Si, peu après les élections européennes de 2019 ayant vu la victoire du PPE (son groupe politique à l’échelle européenne), le nom de Michel Barnier a circulé quelque temps pour prendre la présidence de la Commission européenne, sa candidature est rapidement écartée. Son nom est ensuite évoqué pour reprendre le poste de commissaire européen français car bien qu’encarté au parti Les Républicains (PPE), il est proche de l’aile centriste d’Alain Juppé, pro-européen et modéré, et a à plusieurs reprises affiché sa sympathie vis-à-vis de la politique du président Emmanuel Macron. A la veille des élections européennes de 2019, il affirme ainsi que de nombreux projets qu’il souhaite voir abordés en Europe “rejoignent le projet européen” du président français.

C’est finalement l’ancienne ministre des Armées Sylvie Goulard qui lui est préférée. Si le rejet de la candidature de cette dernière par le Parlement européen a relancé un temps les spéculations, l’ancien ministre de l’économie Thierry Breton est finalement sélectionné pour le poste.

Mais plutôt qu’au niveau européen, c’est peut-être en France que l’avenir de Michel Barnier se joue, après avoir réussi à conclure les accords de retrait et commerciaux avec le Royaume-Uni.

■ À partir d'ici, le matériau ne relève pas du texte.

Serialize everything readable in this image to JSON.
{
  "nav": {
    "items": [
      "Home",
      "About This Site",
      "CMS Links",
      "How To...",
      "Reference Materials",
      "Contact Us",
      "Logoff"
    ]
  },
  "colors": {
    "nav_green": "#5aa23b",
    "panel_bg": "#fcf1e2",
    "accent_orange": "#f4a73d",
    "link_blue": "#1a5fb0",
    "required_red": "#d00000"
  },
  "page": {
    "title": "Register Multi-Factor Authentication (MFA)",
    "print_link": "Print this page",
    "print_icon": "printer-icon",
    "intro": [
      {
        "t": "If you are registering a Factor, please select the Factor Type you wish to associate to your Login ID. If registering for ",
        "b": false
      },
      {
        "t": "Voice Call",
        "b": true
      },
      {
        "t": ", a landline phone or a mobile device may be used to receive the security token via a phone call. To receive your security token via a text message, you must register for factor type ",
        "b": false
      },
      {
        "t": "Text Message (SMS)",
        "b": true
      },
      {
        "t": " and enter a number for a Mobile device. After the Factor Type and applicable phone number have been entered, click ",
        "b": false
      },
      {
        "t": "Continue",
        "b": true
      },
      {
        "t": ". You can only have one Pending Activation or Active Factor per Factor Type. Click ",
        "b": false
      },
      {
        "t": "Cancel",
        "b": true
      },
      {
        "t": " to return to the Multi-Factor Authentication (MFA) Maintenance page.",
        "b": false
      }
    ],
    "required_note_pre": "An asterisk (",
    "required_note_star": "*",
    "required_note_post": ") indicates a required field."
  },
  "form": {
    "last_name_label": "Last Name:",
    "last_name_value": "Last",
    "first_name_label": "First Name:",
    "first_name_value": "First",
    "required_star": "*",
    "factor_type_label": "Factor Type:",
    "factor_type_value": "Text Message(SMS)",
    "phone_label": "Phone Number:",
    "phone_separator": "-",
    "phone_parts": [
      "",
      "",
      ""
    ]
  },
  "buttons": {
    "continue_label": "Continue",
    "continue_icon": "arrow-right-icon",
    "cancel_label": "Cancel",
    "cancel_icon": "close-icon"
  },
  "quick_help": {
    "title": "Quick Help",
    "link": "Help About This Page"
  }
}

Peu remarqué par nombre de ses pairs à droite il y a encore quelques années, le récent rôle européen du Savoyard quant au Brexit, qu’il a mis en exergue dans un livre paru début mai 2021, a changé la donne. Ayant gagné en visibilité au sein de sa famille politique, il veut peser davantage sur la scène nationale. Le 26 août 2021, il annonce sa participation à la primaire de la droite, ne faisant ainsi plus aucun mystère de ses ambitions dans la course aux élections présidentielles de 2022.